Now all you have to do is make that calculation for every possible combination of buyers. That's a basic combinations problem: "n choose k" where n is the total number of buyers and k is the number of buyers you're limited to. There are functions out there that will generate lists of these combinations (I wrote my own... there's also this PEAR package for php).
Once you have a max total revenue for every combination of chosen buyers, just pick the biggest one, and you've solved the problem.
More elegant algorithm?
However, as I intimated by calling this "brute force", the above is not fast, and scales horribly. My machine runs out of memory with 20 buyers and 20 items. I'm sure a better algorithm exists, and I've got a good one, but it isn't perfect.

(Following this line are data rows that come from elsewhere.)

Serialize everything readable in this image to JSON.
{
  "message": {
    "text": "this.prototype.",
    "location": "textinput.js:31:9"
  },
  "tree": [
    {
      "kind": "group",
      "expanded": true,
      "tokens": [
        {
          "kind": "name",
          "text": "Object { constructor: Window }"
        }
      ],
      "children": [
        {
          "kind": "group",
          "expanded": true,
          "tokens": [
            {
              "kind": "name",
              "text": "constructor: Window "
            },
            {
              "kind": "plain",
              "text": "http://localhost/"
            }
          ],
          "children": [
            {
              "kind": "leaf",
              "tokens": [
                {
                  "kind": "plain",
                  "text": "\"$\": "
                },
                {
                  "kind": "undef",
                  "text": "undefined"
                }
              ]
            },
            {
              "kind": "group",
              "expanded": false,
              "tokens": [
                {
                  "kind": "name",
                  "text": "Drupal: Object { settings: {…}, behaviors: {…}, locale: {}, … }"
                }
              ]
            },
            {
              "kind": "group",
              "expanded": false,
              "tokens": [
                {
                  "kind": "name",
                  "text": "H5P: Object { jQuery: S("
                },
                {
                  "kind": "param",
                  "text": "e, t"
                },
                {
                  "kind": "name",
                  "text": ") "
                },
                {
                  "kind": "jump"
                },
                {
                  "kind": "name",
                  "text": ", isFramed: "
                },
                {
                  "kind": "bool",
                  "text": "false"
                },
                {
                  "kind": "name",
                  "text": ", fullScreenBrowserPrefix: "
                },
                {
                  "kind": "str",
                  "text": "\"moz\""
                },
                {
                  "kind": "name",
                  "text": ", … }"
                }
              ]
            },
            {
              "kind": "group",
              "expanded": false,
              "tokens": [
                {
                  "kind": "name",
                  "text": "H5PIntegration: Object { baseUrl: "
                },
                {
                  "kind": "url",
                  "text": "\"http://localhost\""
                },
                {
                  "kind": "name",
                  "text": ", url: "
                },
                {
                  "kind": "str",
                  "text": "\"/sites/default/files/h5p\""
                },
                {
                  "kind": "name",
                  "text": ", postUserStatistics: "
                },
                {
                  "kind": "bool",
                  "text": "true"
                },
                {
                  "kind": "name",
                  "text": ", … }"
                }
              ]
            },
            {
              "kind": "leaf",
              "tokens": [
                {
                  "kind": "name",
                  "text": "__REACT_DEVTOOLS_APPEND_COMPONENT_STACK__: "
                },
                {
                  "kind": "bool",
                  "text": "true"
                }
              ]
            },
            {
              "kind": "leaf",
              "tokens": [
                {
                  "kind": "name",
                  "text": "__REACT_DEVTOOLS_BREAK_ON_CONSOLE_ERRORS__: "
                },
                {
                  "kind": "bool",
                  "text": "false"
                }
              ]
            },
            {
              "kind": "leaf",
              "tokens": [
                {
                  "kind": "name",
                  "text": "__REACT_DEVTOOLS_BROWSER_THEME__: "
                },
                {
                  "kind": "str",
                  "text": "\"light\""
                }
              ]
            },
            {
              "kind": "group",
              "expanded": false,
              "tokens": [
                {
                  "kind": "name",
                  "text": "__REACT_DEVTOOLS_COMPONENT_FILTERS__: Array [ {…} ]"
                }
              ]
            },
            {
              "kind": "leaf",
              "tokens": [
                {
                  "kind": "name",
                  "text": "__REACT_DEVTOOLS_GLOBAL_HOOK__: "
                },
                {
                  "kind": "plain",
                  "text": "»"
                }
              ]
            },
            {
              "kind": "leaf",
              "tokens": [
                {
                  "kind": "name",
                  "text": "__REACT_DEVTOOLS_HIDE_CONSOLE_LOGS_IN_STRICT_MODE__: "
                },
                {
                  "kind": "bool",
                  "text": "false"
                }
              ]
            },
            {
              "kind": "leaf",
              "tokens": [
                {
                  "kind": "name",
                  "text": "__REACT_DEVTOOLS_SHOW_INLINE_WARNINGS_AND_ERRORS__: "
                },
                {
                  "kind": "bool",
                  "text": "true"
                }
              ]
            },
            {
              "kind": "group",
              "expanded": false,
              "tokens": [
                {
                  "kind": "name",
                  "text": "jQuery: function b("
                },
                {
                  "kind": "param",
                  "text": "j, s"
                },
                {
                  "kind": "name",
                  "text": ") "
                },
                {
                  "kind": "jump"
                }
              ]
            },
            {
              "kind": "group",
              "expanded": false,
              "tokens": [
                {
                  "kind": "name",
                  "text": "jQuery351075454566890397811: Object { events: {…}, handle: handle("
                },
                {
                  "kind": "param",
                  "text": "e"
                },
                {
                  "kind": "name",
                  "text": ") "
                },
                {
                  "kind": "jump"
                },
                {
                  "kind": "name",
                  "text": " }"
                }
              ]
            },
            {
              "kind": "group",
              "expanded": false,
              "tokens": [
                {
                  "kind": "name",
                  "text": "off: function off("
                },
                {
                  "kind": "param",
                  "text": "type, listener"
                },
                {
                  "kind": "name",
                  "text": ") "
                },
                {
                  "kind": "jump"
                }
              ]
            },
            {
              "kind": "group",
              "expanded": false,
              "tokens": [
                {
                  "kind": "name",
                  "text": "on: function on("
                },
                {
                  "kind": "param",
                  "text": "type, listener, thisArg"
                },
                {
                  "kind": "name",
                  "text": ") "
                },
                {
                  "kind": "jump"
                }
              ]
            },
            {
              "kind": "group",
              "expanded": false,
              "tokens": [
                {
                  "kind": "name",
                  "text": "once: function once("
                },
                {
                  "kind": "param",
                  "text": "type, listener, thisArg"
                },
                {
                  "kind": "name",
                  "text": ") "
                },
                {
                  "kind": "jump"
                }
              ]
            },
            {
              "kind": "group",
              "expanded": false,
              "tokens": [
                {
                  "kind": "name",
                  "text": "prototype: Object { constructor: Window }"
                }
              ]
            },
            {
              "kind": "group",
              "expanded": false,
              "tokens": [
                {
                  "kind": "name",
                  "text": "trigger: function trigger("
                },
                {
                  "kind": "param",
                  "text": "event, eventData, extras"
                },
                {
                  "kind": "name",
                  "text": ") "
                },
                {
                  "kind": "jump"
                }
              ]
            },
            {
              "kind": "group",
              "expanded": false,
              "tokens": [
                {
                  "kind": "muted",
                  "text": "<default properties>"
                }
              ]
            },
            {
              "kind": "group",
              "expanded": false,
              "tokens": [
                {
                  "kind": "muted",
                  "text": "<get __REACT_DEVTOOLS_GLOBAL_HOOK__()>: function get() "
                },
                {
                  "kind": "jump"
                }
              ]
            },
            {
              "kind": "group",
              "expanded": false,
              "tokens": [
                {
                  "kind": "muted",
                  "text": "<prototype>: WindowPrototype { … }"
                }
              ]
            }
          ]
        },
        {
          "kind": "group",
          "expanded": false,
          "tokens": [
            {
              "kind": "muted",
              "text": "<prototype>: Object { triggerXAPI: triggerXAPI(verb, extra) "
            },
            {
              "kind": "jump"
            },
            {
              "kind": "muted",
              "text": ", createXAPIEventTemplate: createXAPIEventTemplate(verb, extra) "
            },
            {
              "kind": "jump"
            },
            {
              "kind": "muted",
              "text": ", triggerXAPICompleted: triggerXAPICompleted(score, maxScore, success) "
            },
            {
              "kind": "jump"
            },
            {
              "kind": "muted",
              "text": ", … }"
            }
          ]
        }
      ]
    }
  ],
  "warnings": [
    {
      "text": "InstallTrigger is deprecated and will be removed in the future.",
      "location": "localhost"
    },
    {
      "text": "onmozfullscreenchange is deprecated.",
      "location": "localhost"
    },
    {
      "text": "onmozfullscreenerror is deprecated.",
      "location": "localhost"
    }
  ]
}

It's based on opportunity costs. I calculate the difference between the highest price and the second highest price for each item. That difference is an opportunity cost for not picking the buyer with that highest price.
Then I pick buyers offering high prices for items where the opportunity cost is the highest (thus avoiding the worst opportunity costs), until I have k - 1 buyers (where k is the max I can pick). The final choice is tricky, and instead of writing a much more complicated algorithm, I just run all the possibilities for the final buyer and pick the best revenue.
This strategy picks the best combination most of the time, and if it misses, it doesn't miss much. Its also scales relatively well. It's 10x faster than brute force on small scales, and if I quadruple all the parameters (buyers, buyer limit, and items), calculation time goes up by a factor of 20. Considering how many combinations are involved, that's pretty good.
I've got some code drafted, but it's too long for this post. Let me know if you're interested, and I'll figure out a way to send it to you.
This is a graph problem. It can be solved with the Edmond's Blossom V algorithm. It's a matching algorithm to find the best pairwise matching for example in dating programs. Maybe you want to look for the 1d bin-packing algorithm. In 1d bin-packing you have a limit items to assign to unlimited boxes or shelves the better the boxes get filled.
If I understand the problem correctly, it is NP-complete via reduction from Minimum Set Cover. We can translate an instance of Set Cover into an instance of the OP's problem as follows:
Let an instance of Set Cover be given by a set X of size n and a collection of subsets S_1, S_2, ..., S_m of X. Construct an instance of the OP's problem where the seller has n items to sell to m buyers, where buyer i offers a price of 1 for item j if *S_i* contains item j and 0 otherwise. A solution to the OP's problem where the number of buyers is limited by k and the total price paid is n corresponds to a solution to the original Set Cover problem with k sets. So, if you had a polynomial-time solution to the OP's problem, you could solve Minimum Set Cover by successively solving it for the case of 1, 2, 3, etc... buyers until you found a solution with total price equal to n.